Studies in the past have highlighted carvedilol’s potential to aggravate systemic hypotension and renal dysfunction [42]. In a meta-analysis by Joshi et al., the carvedilol cohort was associated with a greater reduction in systemic vascular resistance and mean arterial pressure ([MD = −190.55, 95% CI = −307.5 to −73.58; p = 0.001] and [MD = −3.65, 95% CI = −5.94 to −1.36; p = 0.002], (respectively) [43]. In another study, the discontinuation rates for cNSBBs and carvedilol were 6.3% and 9.0%, respectively (p = 0.488).

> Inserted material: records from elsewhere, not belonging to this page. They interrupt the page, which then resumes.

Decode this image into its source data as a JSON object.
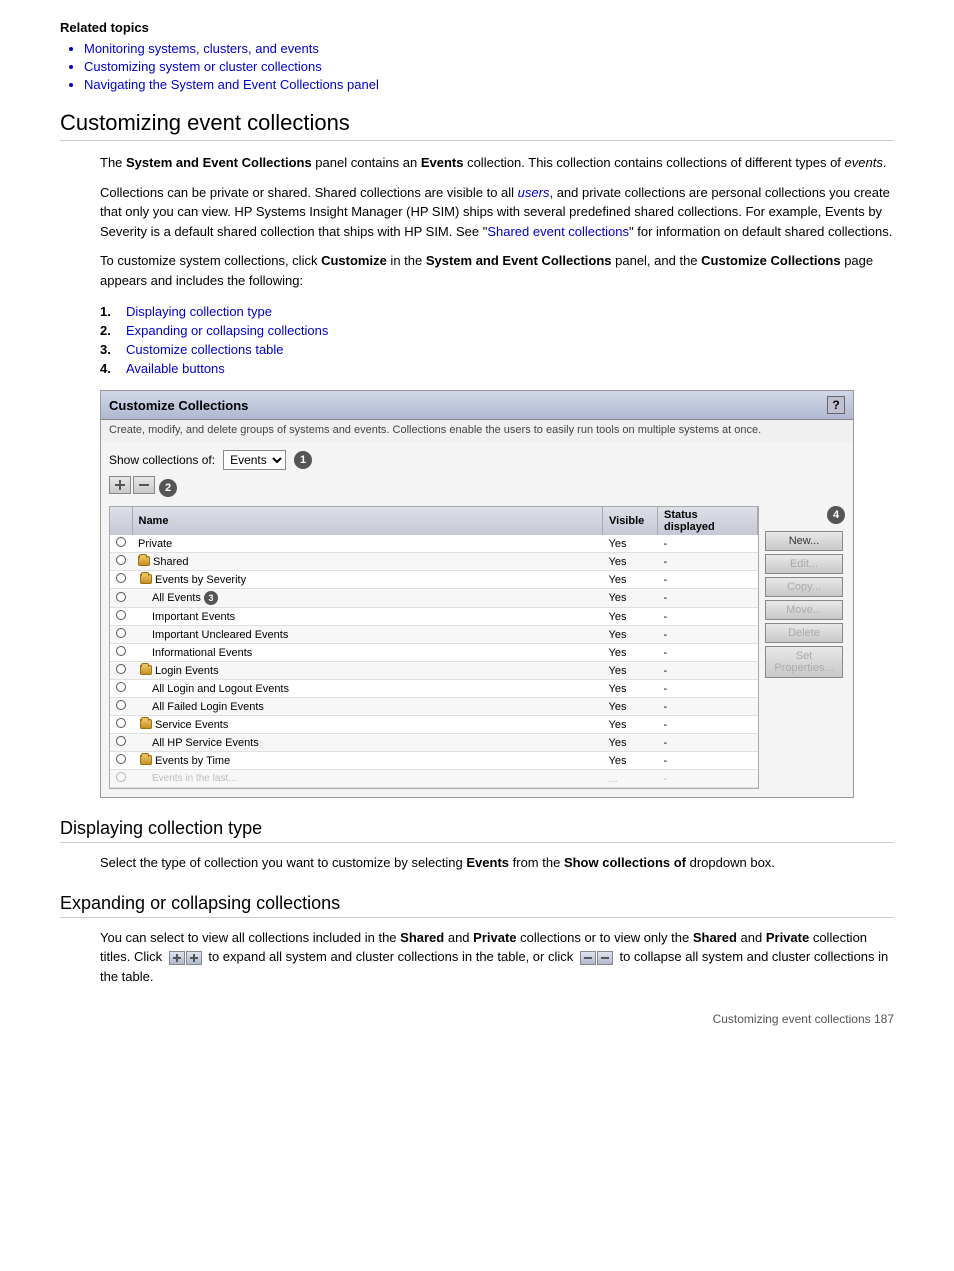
{
  "related_topics": {
    "label": "Related topics",
    "links": [
      "Monitoring systems, clusters, and events",
      "Customizing system or cluster collections",
      "Navigating the System and Event Collections panel"
    ]
  },
  "main_section": {
    "title": "Customizing event collections",
    "paragraphs": [
      "The System and Event Collections panel contains an Events collection. This collection contains collections of different types of events.",
      "Collections can be private or shared. Shared collections are visible to all users, and private collections are personal collections you create that only you can view. HP Systems Insight Manager (HP SIM) ships with several predefined shared collections. For example, Events by Severity is a default shared collection that ships with HP SIM. See \"Shared event collections\" for information on default shared collections.",
      "To customize system collections, click Customize in the System and Event Collections panel, and the Customize Collections page appears and includes the following:"
    ],
    "list_items": [
      {
        "num": "1.",
        "text": "Displaying collection type"
      },
      {
        "num": "2.",
        "text": "Expanding or collapsing collections"
      },
      {
        "num": "3.",
        "text": "Customize collections table"
      },
      {
        "num": "4.",
        "text": "Available buttons"
      }
    ]
  },
  "dialog": {
    "title": "Customize Collections",
    "subtitle": "Create, modify, and delete groups of systems and events. Collections enable the users to easily run tools on multiple systems at once.",
    "help_btn": "?",
    "show_label": "Show collections of:",
    "dropdown_value": "Events",
    "table": {
      "headers": [
        "Name",
        "Visible",
        "Status displayed"
      ],
      "rows": [
        {
          "radio": true,
          "indent": 0,
          "folder": false,
          "name": "Private",
          "visible": "Yes",
          "status": "-"
        },
        {
          "radio": true,
          "indent": 0,
          "folder": true,
          "name": "Shared",
          "visible": "Yes",
          "status": "-"
        },
        {
          "radio": true,
          "indent": 1,
          "folder": true,
          "name": "Events by Severity",
          "visible": "Yes",
          "status": "-"
        },
        {
          "radio": true,
          "indent": 2,
          "folder": false,
          "name": "All Events",
          "visible": "Yes",
          "status": "-"
        },
        {
          "radio": true,
          "indent": 2,
          "folder": false,
          "name": "Important Events",
          "visible": "Yes",
          "status": "-"
        },
        {
          "radio": true,
          "indent": 2,
          "folder": false,
          "name": "Important Uncleared Events",
          "visible": "Yes",
          "status": "-"
        },
        {
          "radio": true,
          "indent": 2,
          "folder": false,
          "name": "Informational Events",
          "visible": "Yes",
          "status": "-"
        },
        {
          "radio": true,
          "indent": 1,
          "folder": true,
          "name": "Login Events",
          "visible": "Yes",
          "status": "-"
        },
        {
          "radio": true,
          "indent": 2,
          "folder": false,
          "name": "All Login and Logout Events",
          "visible": "Yes",
          "status": "-"
        },
        {
          "radio": true,
          "indent": 2,
          "folder": false,
          "name": "All Failed Login Events",
          "visible": "Yes",
          "status": "-"
        },
        {
          "radio": true,
          "indent": 1,
          "folder": true,
          "name": "Service Events",
          "visible": "Yes",
          "status": "-"
        },
        {
          "radio": true,
          "indent": 2,
          "folder": false,
          "name": "All HP Service Events",
          "visible": "Yes",
          "status": "-"
        },
        {
          "radio": true,
          "indent": 1,
          "folder": true,
          "name": "Events by Time",
          "visible": "Yes",
          "status": "-"
        },
        {
          "radio": true,
          "indent": 2,
          "folder": false,
          "name": "Events in the last...",
          "visible": "...",
          "status": "-",
          "truncated": true
        }
      ]
    },
    "buttons": [
      {
        "label": "New...",
        "disabled": false
      },
      {
        "label": "Edit...",
        "disabled": true
      },
      {
        "label": "Copy...",
        "disabled": true
      },
      {
        "label": "Move...",
        "disabled": true
      },
      {
        "label": "Delete",
        "disabled": true
      },
      {
        "label": "Set Properties...",
        "disabled": true
      }
    ]
  },
  "sub_sections": [
    {
      "id": "displaying-collection-type",
      "title": "Displaying collection type",
      "body": "Select the type of collection you want to customize by selecting Events from the Show collections of dropdown box."
    },
    {
      "id": "expanding-collapsing",
      "title": "Expanding or collapsing collections",
      "body_parts": [
        "You can select to view all collections included in the ",
        "Shared",
        " and ",
        "Private",
        " collections or to view only the ",
        "Shared",
        " and ",
        "Private",
        " collection titles. Click ",
        "[expand_icon]",
        " to expand all system and cluster collections in the table, or click ",
        "[collapse_icon]",
        " to collapse all system and cluster collections in the table."
      ]
    }
  ],
  "footer": {
    "text": "Customizing event collections    187"
  }
}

However, common reasons for discontinuation, including hypotension and the necessity to switch beta-blockers did not differ significantly between treatments (p = 0.462) [44].

The concern relates largely to its vasodilator component, which exerts a greater blood pressure lowering effect than cNSSBs. As a result, patients are at risk of developing symptomatic arterial hypotension, or even worsening ascites, secondary to water and sodium retention [7]. These risks are more pronounced at higher doses (e.g., >25 mg/day) than lower doses (e.g., 12.5 mg/day). Cirrhotic patients often exhibit a reduced baseline mean arterial pressure owing to decreased systemic vascular resistance. Further lowering the pressures may increase the likelihood of compromising blood flow to the kidney, leading to complications such as hepato-renal syndrome [43]. A previous meta-analysis also highlighted the increased incidence of side effects in patients treated with carvedilol compared to control. The adverse effects included syncope or collapse, erectile dysfunction in men, and fatigue [45].

Future Direction and Conclusion

In conclusion, the findings presented by Almasri et al. [18] further strengthen the mounting evidence favoring carvedilol’s first line role in preventing the progression from compensated to decompensated cirrhosis, along with improving mortality. However, clinical decisions must not be drawn from observational studies, but rather from randomized control trials. Notably, no large randomized clinical trial powered for clinical outcomes has directly compared carvedilol with traditional NSBBs. Future research should therefore focus on gaining more insights through a head-to-head comparison using randomized control trials.

Another major limitation to treating patients with clinically significant portal hypertension is early diagnosis, as most remain asymptomatic. HVPG, although being the gold standard, is invasive and clinically impractical. Future research should focus on non-invasive diagnostic tools, such as serological markers and hepatic elastography, to enable earlier detection of CSPH and timely intervention. Finally, whether to stop NSBB treatment in the setting of hepatic decompensation, particularly refractory ascites, is still controversial and is not addressed by current guidelines. Future research should provide more guidance on this topic.

Conflict of Interest

The authors declare no conflicts of interest related to this work.

Funding

No funding was received for this study.

Author Contributions

Talha Khalid and Muhammad Ali Butt drafted the manuscript. Raza Malik contributed to manuscript revision and critical review of the intellectual content. All authors approved the final manuscript.